How can Tutoring Help Children Find their Way Back into Education?

by Cassie Welling


ONE IN 10 CHILDREN in the UK who are absent are classified as 'persistently absent', according to the Department of Education, with some of the most common reasons including medical conditions, injuries, and mental health issues (including depression). If your child has just returned to school, or is CURRENTLY COMPLETING A HOME SCHOOLING COURSE after a long hiatus, you may wonder what additional help is available. From around GCSE level onwards, subjects can be highly specialised and you might find that a subject like Advanced Maths or Physics lies a little outside your scope. Of course, tutors can help in additional ways, bridging the gap between where your child left off and where they are aiming to be.

Getting the Results they Seek

Students who have been away for weeks, months, or even years, may be goal-oriented people who strive to obtain good results. This is harder to do, of course, if they are behind with their coursework - especially in subjects such as Maths, which builds upon prior knowledge. As noted in a review published in the Asia Pacific Education Review (APER), "studies on the effectiveness of private tutoring mostly link private tutoring to student academic achievement and sometimes to students' learning strategies." This comment points to the important role that tutors can play, not only in shedding light on specific subjects, but also in helping students create a sound study plan. Strategies that tutors adopt include dividing subjects into smaller chunks, helping students set a series of goals that lead up to their ultimate aims, and showing students the value of consistency and commitment.

Boosting a Child's Self-Confidence after Bullying

The APER review stated that children reported tutoring as effective at improving not only their results, but also their self-confidence. This is particularly true for STUDENTS WHO HAVE BEEN BULLIED ONLINE or in person. As stated in a study published in the INTERNATIONAL JOURNAL OF EDUCATION AND RESEARCH, children often "view themselves from the perspective of others and integrate these perceptions into their existing self-concept." When they are bullied, they can believe in the baseless insults and taunts, seeing themselves as their bullies define them.
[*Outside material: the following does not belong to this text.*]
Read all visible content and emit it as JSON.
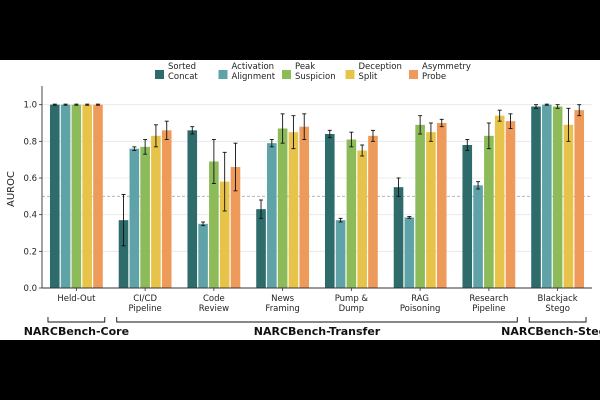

Students report one-on-one tutoring as being particularly helpful when it comes to building themselves back up. This does not necessarily mean achieving A* grades; rather, it begins when a student starts noticing improvements in their revision skills, time management, and learning strategies.

How Students See their Tutors

A child's chance of catching up with their peers increases when they believe in the strategies they are taking. Children who receive tutoring just because their parents wish it, tend to have more negative perceptions of this study method than those who actively choose it. It is therefore important for parents to include children in their 'back to school or study' strategies. Children who embrace tutoring because they can appreciate that some barriers cannot be overcome without a more solid basis, will often themselves suggest a tutor as a way to answer specific questions. Parents can also get kids encouraged to enlist the help of a private tutor by leaving material for them to read - including material on tutoring and its value. Watching a video or film about the life-changing potential of a tutor or educational mentor will also help children UNDERSTAND THE GREAT POTENTIAL that this mode of learning can have. These methods encourage children to bring up the subject of tutorials and to feel like they have a say in their educational journey.

Tutors can do so much more than simply explain a tricky mathematical equation. They can inspire children to learn new subjects, help them devise a sound study technique, and even shed light on new interests or talents your child may not have known they had. Studies have shown that tutoring can aid in academic achievement and self-esteem - something from which many kids who have been absent from school can certainly benefit.